Today, the treatment for arthritis is more aggressive as compared to earlier methods. The treatments today focuses on reducing the diseases activity and joint deformity quickly. It is frequently recommended that biological and non-biological treatments be accompanied by non-medical treatments like physical and occupational therapy.
Dealing with Arthritis as a Young Woman
The percentage of young adults suffering from arthritis is on the rise. The reasons for this are varied and sometimes unidentified. There are numerous types of arthritis. The condition can sometimes be so severe that the patient is restricted to a wheelchair. But with the right diagnosis and treatment, it is easier to live a normal life even while suffering from the condition.
Dealing with the pain
Arthritis inevitably impacts your quality of life. The discomfort caused by the condition leads to loss of sleep, fatigue and depression. A study conducted by Ontario’s Institute for Clinical Evaluative Sciences concluded that women have a 20 percent higher chance of being disabled by arthritis than men.
Apart from the physical challenges associated with the disease, young people also have to deal with the social stigma. Gilliana Hawker, the physician-in-chief at Toronto’s Women’s College Hospital, states that many people are unaware of the fact that arthritis is not just restricted to old people and can affect young people as well. Apart from the social issues, it can also make it difficult to maintain a fulltime job in some cases.

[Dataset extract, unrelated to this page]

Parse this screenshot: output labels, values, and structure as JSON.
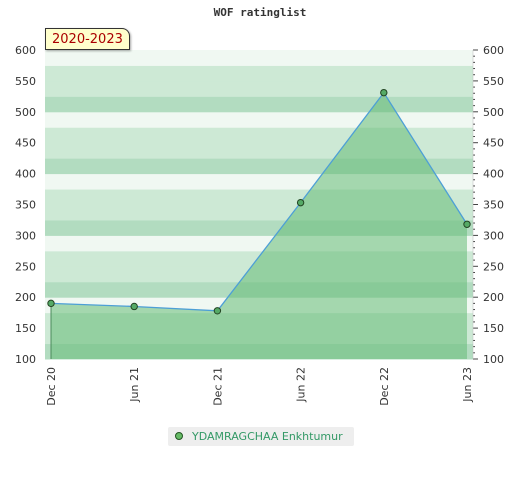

Melissa Parent, an arthritis patient, claims that it is hard to maintain a social life as she cannot indulge in things like going to the mall or dancing. She has been suffering from juvenile rheumatoid arthritis from the time she was 10 years old. The disease spread all the way up to her collar bone from her ankles. It is important to remember not to push yourself when you experience pain. Consulting a doctor on appearance of symptoms like joint pain and stiffness is vital.
Managing your expectations
Arthritis has no cure. But it can be effectively managed. Medication is usually the first form of treatment. Anti-inflammatory drugs like Provailen help relive stiffness and pain. X-rays help reveal the extent of damage. The best course of treatment can be determined based on x-ray results and blood tests.
The number of joint replacement surgeries among young people is steadily increasing. This is primarily because younger generations are less willing to deal with the pain. James Waddell, an orthopedic surgeon at Toronto’s St. Michael’s Hospital, states that more than one third of his patients are under 50 years of age. He also opines that it is not easy for youngsters to convince doctors to let them have surgery. Doctors sometimes like to exhaust other methods of therapy, like oral medication, heat treatment and physical therapy, before resorting to replacement surgery.
Reducing your risk of arthritis
It is vital to eat healthy to keep arthritis at bay. Being overweight or obese increases your risk considerably. Being in the right weight bracket means less pressure on the hips, knees and ankles. Calcium is absolutely essential and so is vitamin D, as it helps your body absorb the calcium. Wearing proper shoes is also important. They support joints during movement. It is necessary to exercise as it helps keep your musculoskeletal system healthy. Shock absorbing shoes are ideal for running and walking.